Alarms Distribution

About distributing load (answer to paul bell, 2014)

We have 1200+ alarms and system works quite well with it. But regarding distribution of PyAlarm devices and servers the rules must be more intelligent.

Instead of thinking in terms of N attrs/pyalarm you must distribute load trying to group all attributes from the same host or subsystem.

There are two reasons to do that (and also apply to Archiving):

  • When a host is down you’ll have a lot of proxy threads in background trying to reconnect to lost devices. If alarms are distributed on rough numbers it becomes a lot of timeouts spreading through the system. When alarms are grouped by host you isolate the problems.
  • Same applies for very event-intensive devices. Devices that generate a lot of information will need lower attrs/pyalarm ratio than devices that do not change so much.

Apart of that … if you have 1000 alarms just for the linac then you may have a wrong specification. I use to say than “all” should be in the order of 10K ; by experience any number about that is too much.
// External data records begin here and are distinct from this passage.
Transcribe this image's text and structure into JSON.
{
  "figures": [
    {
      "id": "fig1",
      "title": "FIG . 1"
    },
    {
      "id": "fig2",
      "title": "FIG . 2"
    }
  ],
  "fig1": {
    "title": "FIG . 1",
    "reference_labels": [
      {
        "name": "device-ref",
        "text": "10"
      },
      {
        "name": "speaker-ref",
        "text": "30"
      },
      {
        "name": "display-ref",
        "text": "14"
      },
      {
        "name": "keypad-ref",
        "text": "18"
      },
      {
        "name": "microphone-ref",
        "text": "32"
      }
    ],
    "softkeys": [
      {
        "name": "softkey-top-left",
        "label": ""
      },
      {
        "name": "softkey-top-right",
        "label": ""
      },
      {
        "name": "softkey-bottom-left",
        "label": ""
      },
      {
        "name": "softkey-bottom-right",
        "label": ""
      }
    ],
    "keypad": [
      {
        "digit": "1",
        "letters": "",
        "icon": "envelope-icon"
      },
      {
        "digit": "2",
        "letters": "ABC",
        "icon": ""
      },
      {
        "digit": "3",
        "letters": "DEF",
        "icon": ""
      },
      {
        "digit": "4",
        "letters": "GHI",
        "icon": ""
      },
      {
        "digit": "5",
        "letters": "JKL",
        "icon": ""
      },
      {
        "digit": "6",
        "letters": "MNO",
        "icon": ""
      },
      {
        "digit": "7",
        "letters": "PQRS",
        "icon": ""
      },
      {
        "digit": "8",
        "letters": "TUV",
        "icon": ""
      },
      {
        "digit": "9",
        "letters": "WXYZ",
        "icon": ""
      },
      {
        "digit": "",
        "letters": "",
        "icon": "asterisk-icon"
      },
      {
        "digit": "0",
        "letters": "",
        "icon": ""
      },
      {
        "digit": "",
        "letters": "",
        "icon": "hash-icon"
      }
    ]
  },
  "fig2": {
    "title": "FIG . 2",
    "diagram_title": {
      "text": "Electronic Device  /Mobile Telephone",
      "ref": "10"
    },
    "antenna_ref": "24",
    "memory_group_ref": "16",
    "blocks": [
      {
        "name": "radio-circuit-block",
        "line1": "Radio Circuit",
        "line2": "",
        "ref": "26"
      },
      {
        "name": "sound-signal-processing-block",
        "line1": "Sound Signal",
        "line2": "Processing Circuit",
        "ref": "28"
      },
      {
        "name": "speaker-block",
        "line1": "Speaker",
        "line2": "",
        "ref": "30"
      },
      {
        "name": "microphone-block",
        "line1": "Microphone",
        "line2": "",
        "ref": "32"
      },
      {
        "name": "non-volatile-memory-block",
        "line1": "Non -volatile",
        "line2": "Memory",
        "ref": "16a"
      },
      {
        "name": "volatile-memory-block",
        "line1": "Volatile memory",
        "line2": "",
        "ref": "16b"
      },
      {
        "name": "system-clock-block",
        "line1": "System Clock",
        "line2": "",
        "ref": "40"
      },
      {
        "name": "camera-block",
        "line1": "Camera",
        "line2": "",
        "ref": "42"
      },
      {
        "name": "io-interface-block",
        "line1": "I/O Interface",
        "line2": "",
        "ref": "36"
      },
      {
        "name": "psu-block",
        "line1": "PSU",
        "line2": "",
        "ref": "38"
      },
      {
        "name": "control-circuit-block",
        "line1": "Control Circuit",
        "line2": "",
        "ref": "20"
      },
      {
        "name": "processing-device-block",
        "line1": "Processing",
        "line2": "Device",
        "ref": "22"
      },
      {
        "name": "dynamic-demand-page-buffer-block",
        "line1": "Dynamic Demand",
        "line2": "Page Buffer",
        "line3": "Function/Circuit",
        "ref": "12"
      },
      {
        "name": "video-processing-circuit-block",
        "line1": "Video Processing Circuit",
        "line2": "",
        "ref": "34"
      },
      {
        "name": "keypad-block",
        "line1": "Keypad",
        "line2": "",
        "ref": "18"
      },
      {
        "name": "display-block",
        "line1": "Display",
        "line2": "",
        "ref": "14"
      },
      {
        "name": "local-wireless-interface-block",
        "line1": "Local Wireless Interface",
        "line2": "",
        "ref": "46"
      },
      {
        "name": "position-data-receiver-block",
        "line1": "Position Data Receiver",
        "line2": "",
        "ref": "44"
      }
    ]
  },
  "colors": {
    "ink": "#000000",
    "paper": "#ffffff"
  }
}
If you need more than 10K of a kind what you really need is to add a level of abstraction (do not check all gauges of a vacuum section, just had an attribute where you can read the max value).

It applies to all Tango systems I’ve seen (alarms, archiving, save/restore, pool, device tree, …); if you reach a number above 10K then you must add an abstraction layer. It’s not only that you reach a performance limit, also your users will feel too dazed and confused when searching for things.

e.g. Our accelerator group requested 1200 alarms … and after some months they asked for a filter to show only the 240 they really care about.